No Apparent Danger is the story of volcanic disaster at Galeras and Nevado del Ruiz and tells of a team of scientists who died during a research expedition, and of the woman who experienced two volcanic disasters in less than a decade of study. Scientific tragedy and study risks are detailed in an involving survey.
Kirkus Reviews
A Portland Oregonian science reporter investigates two recent volcanic eruptions in Colombia and skewers a scientist/survivor of the latter tragedy for misrepresenting his role and taking credit for the discoveries of others. Bruce begins on the summit of Mt. Galeras, whose 1993 eruption killed nine people who were exploring the crater at the time: three sightseers and six scientists. But, she declares, it is not possible to understand that tragedy without knowing something of the prior, and far more destructive one that took place in 1985, when Nevado del Ruiz exploded and sent a surging river of mud 60 to 100 feet high through the towns of Chinchiná and Armero, killing more than 23,000 people. Bruce tells the story of that disaster in great and grim detail, with an interruption for some geological history of Colombia, then returns to Galeras and describes some of its prior eruptions.
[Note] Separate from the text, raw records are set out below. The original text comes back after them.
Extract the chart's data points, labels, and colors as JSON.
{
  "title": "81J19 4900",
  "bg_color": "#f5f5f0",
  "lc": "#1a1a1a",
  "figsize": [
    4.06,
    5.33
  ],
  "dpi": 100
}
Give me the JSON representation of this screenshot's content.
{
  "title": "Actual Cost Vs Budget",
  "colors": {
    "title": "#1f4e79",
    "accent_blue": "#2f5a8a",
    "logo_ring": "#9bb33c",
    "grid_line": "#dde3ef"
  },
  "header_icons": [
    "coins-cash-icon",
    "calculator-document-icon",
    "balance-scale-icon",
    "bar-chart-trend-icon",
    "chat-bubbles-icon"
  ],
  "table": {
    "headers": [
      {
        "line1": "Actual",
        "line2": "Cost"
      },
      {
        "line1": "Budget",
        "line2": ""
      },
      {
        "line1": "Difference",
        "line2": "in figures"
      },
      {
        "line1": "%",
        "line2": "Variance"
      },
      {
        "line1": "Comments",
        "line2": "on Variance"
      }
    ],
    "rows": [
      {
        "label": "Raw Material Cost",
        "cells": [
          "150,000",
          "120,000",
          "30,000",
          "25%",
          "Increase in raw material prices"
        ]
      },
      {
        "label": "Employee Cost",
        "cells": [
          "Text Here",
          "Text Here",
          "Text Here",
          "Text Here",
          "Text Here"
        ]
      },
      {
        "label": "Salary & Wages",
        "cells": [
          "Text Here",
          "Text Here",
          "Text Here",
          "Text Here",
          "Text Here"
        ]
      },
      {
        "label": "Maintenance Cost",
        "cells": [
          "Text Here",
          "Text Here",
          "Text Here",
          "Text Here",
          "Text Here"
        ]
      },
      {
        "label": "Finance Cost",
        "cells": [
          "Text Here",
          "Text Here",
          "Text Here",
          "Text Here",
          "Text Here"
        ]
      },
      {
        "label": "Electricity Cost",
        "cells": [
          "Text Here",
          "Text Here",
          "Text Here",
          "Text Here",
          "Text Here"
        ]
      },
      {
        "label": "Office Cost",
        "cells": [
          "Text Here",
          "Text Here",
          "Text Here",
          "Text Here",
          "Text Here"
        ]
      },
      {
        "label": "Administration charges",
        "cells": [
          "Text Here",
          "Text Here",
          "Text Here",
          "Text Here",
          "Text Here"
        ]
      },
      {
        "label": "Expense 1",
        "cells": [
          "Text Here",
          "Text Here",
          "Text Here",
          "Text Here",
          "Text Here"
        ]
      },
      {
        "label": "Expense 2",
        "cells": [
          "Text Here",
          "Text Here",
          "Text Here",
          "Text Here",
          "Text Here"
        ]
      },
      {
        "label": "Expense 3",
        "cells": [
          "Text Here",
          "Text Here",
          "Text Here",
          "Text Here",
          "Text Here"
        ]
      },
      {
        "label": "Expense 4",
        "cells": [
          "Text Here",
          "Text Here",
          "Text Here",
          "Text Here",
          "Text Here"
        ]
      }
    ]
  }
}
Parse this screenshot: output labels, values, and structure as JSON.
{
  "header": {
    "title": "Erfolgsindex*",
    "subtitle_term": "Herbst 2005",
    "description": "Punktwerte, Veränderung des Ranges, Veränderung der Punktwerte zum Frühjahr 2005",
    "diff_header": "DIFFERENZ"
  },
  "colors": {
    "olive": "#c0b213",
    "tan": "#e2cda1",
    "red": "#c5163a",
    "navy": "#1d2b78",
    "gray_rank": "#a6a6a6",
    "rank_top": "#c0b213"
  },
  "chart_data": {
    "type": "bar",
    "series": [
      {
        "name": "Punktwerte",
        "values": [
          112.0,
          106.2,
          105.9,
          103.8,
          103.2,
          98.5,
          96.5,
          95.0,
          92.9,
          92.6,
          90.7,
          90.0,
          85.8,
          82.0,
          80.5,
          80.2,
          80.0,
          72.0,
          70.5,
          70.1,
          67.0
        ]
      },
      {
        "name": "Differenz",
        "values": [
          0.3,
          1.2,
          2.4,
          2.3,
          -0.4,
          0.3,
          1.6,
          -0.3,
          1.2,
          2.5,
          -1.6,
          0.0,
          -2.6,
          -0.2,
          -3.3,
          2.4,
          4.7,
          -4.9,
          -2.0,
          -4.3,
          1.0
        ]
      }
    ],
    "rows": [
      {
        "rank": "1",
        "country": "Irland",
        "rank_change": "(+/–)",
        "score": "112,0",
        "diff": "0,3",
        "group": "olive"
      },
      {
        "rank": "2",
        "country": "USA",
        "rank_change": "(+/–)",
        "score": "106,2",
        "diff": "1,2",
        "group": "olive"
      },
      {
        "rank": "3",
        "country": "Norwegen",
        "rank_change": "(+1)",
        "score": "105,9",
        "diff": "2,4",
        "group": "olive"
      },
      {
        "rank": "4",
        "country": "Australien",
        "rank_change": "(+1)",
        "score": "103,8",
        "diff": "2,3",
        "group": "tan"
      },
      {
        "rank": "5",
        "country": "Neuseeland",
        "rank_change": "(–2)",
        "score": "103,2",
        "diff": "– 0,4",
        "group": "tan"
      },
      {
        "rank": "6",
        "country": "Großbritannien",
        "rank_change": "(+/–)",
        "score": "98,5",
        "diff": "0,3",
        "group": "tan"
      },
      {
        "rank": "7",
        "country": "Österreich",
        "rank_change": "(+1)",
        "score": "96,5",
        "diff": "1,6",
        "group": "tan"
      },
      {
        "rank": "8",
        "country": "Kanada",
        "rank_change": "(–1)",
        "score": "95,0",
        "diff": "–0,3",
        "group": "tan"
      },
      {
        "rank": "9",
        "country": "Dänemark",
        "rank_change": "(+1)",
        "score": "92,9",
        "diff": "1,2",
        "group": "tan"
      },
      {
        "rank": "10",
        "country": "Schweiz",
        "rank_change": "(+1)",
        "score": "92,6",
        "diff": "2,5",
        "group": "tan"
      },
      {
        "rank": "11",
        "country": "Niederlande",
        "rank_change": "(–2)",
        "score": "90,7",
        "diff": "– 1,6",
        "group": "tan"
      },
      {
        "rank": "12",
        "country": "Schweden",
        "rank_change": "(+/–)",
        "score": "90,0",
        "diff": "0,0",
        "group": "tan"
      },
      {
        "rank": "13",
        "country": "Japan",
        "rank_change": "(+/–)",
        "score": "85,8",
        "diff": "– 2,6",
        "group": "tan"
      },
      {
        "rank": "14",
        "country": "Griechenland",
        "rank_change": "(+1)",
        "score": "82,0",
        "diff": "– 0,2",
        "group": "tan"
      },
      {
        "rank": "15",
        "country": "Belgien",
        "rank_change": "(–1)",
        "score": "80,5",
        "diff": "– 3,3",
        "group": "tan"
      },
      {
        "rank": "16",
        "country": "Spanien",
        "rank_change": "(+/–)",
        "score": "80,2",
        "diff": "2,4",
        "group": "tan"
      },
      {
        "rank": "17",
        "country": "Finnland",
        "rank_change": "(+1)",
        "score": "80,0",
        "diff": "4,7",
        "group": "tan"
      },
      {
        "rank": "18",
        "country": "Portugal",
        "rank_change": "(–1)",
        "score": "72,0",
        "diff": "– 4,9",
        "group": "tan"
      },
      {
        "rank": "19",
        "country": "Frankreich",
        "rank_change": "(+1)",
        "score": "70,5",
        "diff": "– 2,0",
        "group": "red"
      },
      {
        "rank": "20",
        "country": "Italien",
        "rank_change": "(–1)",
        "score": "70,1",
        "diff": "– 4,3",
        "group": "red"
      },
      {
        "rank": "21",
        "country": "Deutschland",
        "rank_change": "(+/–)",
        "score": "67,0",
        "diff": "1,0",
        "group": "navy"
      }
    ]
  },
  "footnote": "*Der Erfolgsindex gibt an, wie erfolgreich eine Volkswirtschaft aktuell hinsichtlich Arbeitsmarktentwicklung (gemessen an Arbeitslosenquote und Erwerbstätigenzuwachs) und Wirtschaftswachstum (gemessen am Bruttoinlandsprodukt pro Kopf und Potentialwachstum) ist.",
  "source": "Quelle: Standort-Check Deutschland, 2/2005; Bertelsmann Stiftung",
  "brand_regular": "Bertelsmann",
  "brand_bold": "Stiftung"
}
She also introduces seismologist Bernard Chouet, one of the heroes of this tale, whose pathfinding discoveries of "long-period events" have proved the most accurate predictors of eruptions. And we meet the principal villain, Stanley Williams, a vainglorious chemist specializing in volcanic emissions. Bruce cites other volcanologists who disdain Williams's belief that the chemical composition of volcanic gases has predictive value, then chronicles the January 1993 scientific conference near Galeras and the fateful expedition into the crater led by Williams, whom the author blames for insufficient safety precautions and for unsavory self-aggrandizement after the incident. (Williams repeatedly told representatives of the news media-whom he contacted aggressively-that he had been theonly survivor.For his own version of the story, see p. 248.) Bruce portrays Williams as unrepentant and academically dishonest-serious charges, well documented. By contrast, two heroic scientists, Patty Mothes and Marta Calvache, risked their lives, descending into the smoking crater to look for survivors. The author includes much sanguinary detail of wounds and carnage (visible brain matter and cooked flesh) and sometimes permits a hackneyed phrase to impede her otherwise swift narrative (e.g., "Seconds seemed like hours"). Solid research underlies a tragic story with explosive implications.